Utility library for creating a video texture from your webcamBy Rim van Wersch, March 24 2006 |
This utility library allows you to capture frames from your webcam to display these as a video texture in Managed DirectX. The library is designed to make this process as easy as possible, so a normal texture can be swapped out for a webcam video texture in about 5 lines of code.
Inside the MDXInfo.WebCam namespace you'll find our WebCam class, which is essentially a wrapper around a customized DirectShow video capture library I found on the codeproject (my apologies to the original author of this library, but I don't recall which one I used exactly). A WebCam object comes with a WebCamTextureManager, which will automatically consume the images from the webcam and use these to update an appropriately sized texture.
Status and possible optimizations
This library is a work in progress and will probably be finalized for release with our Phoenix engine, so it's not completely finished and optimized yet, though it should work decent enough for now (the demo app runs at 600+ fps on a Radeon X850PE).
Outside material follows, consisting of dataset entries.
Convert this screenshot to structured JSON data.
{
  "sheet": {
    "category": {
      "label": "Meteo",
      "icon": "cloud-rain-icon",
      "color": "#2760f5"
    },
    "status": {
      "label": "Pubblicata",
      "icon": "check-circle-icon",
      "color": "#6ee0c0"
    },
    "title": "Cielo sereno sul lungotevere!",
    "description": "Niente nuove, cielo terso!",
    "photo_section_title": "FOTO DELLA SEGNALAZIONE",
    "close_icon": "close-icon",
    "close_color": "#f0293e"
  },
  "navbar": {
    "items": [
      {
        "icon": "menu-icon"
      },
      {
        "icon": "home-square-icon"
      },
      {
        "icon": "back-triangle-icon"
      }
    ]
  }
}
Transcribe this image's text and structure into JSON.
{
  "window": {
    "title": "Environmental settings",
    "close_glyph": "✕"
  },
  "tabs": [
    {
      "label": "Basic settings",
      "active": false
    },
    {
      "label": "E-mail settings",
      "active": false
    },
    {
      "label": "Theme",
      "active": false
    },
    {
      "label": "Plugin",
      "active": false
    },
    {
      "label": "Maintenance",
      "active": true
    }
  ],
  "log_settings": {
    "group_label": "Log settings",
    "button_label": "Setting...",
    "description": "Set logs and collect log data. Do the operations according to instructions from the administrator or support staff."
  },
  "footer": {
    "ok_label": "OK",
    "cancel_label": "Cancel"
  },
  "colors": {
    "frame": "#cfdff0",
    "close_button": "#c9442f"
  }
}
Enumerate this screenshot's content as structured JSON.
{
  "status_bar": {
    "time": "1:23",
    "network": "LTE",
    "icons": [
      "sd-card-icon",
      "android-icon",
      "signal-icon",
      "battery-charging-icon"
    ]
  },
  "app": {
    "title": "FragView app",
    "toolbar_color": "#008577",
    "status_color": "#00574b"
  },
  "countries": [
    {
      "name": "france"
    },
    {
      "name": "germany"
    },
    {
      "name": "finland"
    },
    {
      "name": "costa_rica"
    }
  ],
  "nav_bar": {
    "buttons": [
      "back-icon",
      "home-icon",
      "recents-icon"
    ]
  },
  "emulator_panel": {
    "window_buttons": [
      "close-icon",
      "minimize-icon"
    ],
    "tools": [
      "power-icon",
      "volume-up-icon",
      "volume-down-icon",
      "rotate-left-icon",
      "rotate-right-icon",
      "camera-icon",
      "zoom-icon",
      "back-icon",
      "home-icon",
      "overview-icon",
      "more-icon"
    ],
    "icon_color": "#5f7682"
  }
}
Since it comes with the source code, you might want to look into the following possible optimizations we didn't implement yet for clarity and ease of use.
- The frames are grabbed from the webcam on a seperate thread, which also takes care of the updating of the texture. This approach takes advantage of dual core processors, but on single core machines it might be wiser to perform this in the main render and update thread.
- Frames are copied from unmanaged memory into Bitmaps by the original library, which yields some cleaner code and offers the functionality of the .NET Bitmaps for doing some preprocessing before the frame is copied to the texture. To achieve maximum performance however, the unmanaged image data could be copied directly into the texture in the Grabber support class for the CaptureDevice.
- We're currently using a buffer Bitmap to resample the image to the texture size by drawing the original frame onto the buffer Bitmap and using the buffer to update the texture. This resampling could also be done manually while copying the original Bitmap pixels into the texture, which should yield a better performance.
- When working with video data, the MDXInfo Kickstart book recommends updating an offscreen plain surface with the data, which may be combined with a Device.UpdateSurface call to copy this data onto the texture used for rendering. This would probably be a better, thread-safe approach which may even yield a better performance since rendering with the texture can continue while the surface is being updated.